In the NGO LEGIBITRA, we started getting each other. I couldn’t take my eyes off blue eyes and pretty smile which talk to me with shamefulness. It’s difficult to explain, but in that moment I could know who was going to share, be honest, do her/his best during the project, spread love, enjoy and be her/himself in a 100%. It was a kind of special connection from the beginning that I wouldn’t have expected. For sure it’s going to be “until forever.”
I just needed a couple of days to identify myself like a mix of many of them. Maybe I was like that when I arrived or maybe I became in a better person thanks to hours of debates, conversations, laughs, coffees, beers and, of course, cigarettes. Happiness filled my body and mind during 9 whole days.
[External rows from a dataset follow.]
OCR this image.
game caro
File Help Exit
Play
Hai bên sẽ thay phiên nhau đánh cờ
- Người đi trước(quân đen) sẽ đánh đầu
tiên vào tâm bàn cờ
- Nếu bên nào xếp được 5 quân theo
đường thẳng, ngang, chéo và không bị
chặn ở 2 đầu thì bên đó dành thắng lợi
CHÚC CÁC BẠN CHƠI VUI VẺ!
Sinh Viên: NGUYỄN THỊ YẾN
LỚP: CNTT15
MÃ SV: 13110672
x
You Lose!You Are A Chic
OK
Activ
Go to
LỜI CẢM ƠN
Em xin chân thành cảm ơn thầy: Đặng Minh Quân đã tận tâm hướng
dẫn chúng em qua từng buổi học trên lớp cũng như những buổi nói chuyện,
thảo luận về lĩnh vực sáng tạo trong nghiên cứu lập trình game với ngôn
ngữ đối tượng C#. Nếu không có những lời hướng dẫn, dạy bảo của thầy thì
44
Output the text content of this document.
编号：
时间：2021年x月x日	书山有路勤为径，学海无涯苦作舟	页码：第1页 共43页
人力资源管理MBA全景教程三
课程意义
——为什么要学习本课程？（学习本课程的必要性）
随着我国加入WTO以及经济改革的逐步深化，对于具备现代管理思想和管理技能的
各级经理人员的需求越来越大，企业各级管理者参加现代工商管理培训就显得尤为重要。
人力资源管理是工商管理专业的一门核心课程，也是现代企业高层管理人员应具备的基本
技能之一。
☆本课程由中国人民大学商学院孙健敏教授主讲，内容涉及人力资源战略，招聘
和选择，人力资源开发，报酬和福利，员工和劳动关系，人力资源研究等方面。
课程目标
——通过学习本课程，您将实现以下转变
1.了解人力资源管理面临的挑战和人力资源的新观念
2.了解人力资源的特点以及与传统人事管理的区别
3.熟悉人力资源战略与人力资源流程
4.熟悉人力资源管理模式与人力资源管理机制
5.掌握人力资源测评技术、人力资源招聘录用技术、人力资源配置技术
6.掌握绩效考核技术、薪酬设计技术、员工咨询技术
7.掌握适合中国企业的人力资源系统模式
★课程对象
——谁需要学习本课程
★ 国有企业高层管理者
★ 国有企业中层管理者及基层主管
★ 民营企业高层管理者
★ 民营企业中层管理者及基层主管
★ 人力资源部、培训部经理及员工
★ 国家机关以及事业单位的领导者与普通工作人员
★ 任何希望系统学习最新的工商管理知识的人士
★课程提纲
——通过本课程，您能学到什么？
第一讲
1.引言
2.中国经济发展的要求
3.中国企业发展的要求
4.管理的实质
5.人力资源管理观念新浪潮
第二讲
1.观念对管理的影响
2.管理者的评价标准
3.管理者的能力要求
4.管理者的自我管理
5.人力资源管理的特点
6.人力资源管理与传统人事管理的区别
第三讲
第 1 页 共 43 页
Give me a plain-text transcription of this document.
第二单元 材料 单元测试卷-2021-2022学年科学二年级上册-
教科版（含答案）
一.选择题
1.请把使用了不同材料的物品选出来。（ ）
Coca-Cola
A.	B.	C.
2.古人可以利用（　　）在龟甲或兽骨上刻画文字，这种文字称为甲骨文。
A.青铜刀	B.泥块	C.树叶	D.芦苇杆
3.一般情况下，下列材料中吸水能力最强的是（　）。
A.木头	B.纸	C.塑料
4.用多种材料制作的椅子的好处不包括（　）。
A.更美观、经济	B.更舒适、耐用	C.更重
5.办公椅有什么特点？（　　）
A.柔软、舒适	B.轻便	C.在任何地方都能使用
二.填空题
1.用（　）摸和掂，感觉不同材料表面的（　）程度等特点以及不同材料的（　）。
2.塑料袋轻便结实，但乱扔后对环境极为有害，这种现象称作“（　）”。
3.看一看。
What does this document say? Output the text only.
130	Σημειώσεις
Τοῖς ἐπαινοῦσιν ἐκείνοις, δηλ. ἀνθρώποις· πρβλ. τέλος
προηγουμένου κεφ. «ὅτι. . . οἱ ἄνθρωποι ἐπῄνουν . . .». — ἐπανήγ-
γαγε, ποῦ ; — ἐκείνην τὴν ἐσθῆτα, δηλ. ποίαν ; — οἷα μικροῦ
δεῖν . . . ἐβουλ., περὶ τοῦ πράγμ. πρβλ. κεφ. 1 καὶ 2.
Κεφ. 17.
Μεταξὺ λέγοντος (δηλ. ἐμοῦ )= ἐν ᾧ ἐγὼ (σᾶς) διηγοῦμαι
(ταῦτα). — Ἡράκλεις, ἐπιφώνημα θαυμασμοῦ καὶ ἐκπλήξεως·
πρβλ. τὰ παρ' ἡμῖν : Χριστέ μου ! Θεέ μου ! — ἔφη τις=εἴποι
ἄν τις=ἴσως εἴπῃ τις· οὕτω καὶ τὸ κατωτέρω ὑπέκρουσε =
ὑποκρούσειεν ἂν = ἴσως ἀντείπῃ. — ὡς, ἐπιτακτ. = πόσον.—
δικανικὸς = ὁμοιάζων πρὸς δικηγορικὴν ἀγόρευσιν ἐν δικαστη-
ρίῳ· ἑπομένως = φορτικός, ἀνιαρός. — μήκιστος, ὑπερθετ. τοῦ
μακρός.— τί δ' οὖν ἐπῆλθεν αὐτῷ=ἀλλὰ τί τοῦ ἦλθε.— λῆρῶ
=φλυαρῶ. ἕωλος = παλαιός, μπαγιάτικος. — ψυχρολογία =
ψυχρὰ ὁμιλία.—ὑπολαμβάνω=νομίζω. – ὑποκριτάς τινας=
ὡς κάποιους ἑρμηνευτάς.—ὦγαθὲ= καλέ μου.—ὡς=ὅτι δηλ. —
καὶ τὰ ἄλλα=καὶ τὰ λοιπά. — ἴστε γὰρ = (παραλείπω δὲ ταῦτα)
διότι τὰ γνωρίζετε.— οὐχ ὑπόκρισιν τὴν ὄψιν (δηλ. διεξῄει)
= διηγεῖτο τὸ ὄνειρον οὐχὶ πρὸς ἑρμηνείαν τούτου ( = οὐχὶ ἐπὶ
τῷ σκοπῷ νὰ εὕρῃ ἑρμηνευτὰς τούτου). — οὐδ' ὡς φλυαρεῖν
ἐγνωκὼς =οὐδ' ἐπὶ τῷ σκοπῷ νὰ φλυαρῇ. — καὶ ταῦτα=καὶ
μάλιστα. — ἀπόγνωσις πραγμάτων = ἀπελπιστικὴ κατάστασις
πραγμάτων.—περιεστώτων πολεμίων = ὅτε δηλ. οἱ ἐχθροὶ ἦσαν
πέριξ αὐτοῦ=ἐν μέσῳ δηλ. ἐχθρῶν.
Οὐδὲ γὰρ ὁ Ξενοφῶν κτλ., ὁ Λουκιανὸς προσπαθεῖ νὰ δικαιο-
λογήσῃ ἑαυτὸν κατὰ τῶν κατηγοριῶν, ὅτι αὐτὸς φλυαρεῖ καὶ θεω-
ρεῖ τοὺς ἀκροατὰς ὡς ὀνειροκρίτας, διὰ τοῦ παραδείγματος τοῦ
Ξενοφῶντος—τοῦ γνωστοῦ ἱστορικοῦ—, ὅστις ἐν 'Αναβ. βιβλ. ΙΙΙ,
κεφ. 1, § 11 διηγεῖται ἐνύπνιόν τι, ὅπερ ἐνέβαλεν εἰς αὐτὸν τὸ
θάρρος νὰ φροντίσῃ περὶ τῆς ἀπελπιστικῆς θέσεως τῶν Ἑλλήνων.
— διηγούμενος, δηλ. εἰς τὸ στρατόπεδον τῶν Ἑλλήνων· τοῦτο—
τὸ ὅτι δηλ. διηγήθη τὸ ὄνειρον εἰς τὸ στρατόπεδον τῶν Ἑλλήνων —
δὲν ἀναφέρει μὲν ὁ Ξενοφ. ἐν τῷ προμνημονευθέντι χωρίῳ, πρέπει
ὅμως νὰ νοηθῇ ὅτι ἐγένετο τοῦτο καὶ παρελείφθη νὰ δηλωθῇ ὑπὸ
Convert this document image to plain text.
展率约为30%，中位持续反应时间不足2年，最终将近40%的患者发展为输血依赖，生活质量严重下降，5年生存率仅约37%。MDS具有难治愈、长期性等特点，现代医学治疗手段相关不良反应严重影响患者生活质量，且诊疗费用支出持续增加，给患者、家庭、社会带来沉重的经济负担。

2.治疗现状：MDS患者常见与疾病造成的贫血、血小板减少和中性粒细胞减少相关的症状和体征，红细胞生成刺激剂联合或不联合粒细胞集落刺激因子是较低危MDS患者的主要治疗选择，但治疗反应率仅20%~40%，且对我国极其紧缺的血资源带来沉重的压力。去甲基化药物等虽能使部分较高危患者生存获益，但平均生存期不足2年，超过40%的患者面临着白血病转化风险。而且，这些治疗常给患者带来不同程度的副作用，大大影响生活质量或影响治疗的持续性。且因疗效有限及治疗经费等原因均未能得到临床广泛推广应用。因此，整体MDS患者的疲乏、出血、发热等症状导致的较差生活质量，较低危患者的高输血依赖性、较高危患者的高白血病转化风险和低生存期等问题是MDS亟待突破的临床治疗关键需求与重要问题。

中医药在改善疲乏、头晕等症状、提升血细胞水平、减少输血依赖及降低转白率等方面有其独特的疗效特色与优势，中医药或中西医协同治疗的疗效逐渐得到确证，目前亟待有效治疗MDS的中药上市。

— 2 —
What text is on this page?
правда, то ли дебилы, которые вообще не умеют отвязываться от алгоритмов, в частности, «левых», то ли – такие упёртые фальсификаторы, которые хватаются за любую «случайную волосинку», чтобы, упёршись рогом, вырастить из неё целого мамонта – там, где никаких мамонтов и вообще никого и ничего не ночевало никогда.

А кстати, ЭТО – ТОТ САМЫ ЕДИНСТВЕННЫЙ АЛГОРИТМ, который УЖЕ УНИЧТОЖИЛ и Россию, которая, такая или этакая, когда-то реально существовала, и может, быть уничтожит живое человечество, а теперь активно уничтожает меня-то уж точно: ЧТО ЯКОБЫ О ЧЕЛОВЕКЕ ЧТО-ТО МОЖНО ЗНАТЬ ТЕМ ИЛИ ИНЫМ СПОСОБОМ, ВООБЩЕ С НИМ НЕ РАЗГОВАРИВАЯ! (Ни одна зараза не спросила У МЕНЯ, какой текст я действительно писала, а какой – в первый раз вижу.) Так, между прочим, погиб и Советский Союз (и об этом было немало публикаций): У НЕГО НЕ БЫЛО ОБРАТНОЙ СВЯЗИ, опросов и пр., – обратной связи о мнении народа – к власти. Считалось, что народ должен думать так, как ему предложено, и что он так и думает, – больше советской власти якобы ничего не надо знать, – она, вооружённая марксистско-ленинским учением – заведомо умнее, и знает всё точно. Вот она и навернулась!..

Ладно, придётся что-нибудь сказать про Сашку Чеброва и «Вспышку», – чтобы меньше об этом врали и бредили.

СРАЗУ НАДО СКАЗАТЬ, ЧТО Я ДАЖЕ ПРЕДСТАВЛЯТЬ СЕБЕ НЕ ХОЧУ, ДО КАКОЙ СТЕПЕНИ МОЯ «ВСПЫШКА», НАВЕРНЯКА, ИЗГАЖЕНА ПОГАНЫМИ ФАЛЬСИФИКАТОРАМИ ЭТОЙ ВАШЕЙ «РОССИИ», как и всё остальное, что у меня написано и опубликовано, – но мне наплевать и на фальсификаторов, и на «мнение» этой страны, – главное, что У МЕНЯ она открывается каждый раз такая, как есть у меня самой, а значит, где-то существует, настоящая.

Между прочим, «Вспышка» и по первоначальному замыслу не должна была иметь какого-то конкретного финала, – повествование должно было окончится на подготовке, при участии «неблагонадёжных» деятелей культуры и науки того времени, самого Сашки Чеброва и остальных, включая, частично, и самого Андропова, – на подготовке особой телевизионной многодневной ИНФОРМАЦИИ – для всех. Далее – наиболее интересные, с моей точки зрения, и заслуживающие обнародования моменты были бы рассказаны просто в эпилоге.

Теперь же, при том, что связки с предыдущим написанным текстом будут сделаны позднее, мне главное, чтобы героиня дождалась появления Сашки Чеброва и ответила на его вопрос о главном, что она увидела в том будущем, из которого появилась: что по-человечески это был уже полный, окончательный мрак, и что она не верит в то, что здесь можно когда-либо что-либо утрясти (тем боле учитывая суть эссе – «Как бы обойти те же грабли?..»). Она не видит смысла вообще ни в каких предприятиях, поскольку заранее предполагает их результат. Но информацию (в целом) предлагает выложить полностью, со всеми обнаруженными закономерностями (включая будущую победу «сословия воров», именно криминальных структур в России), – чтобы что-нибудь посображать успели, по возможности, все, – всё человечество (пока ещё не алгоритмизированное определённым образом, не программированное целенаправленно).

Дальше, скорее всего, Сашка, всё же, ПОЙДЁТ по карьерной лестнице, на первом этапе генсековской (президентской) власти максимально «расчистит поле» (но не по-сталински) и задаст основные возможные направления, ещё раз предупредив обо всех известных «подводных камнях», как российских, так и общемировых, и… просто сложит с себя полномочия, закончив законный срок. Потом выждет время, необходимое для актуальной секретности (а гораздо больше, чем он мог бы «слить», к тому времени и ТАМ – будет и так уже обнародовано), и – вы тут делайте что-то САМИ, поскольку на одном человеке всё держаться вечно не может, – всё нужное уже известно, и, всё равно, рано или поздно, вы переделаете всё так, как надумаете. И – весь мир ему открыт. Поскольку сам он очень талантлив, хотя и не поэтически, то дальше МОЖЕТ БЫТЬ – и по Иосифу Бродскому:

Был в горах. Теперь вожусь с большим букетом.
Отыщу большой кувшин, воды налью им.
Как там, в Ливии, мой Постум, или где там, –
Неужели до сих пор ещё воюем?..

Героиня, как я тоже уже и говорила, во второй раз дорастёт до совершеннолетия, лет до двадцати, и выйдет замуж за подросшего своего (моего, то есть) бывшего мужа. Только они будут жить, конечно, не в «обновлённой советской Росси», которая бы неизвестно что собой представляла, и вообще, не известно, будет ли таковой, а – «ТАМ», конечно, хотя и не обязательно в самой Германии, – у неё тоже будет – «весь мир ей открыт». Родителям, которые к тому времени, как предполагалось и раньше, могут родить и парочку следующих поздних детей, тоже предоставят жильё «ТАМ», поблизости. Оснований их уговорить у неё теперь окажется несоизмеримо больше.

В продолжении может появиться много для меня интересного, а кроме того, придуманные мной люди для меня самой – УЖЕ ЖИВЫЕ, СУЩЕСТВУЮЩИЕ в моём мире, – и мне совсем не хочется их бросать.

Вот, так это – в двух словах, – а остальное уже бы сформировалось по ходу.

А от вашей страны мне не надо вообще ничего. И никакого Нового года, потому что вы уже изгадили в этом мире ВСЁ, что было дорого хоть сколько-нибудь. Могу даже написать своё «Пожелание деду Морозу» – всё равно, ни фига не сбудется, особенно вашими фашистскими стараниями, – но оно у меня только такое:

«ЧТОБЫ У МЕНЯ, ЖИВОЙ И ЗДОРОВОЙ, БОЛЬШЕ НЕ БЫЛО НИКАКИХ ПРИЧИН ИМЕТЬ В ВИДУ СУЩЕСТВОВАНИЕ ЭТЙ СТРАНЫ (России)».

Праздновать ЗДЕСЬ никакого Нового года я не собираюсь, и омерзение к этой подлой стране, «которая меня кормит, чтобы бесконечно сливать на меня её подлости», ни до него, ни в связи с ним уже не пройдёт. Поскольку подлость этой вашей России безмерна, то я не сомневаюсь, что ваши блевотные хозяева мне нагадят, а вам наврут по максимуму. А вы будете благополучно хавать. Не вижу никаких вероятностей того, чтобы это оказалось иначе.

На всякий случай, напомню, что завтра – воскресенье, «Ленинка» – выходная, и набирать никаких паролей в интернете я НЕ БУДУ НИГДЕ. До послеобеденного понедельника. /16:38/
Did I learn terminology during the course? Of course I did. Actually I belong to a label that I didn’t know about its existence. I opened even more my mind and I got the knowledge to talk and listen about the racism, homosexuality, transgender, so many sexual orientations, etc. Furthermore, I got the keys to create and lead workshops and other activities, how should be a trainer and the importance of the participant selection. By other hand, no-formal education let you learning without effort and within session or “eating potatoes” (it doesn’t matter where and when), because workshop and passion trainers can remove boring situations to development freedom, the most comfortable and anxious place to release. In that space I heard horrible, sad and unfair stories which were came out by strong and shinning people. I felt guiltiness, admiration, strength to go on with the fight, madness, sadness … everything at the same time! The only thing that I was sure is I didn’t feel sorry for my new family, I felt sorry for those people who aren’t going to have the opportunity to love them, even if those people refuse them, I’m so sorry for their full hateful heart. Yes, I learnt that in my beautiful Hostel Celica. I don’t believe in imposed family, tradition and religion, for that reason guys, you are more real than my own life. Let’s keep our light to find each other in the way and make it more beautiful.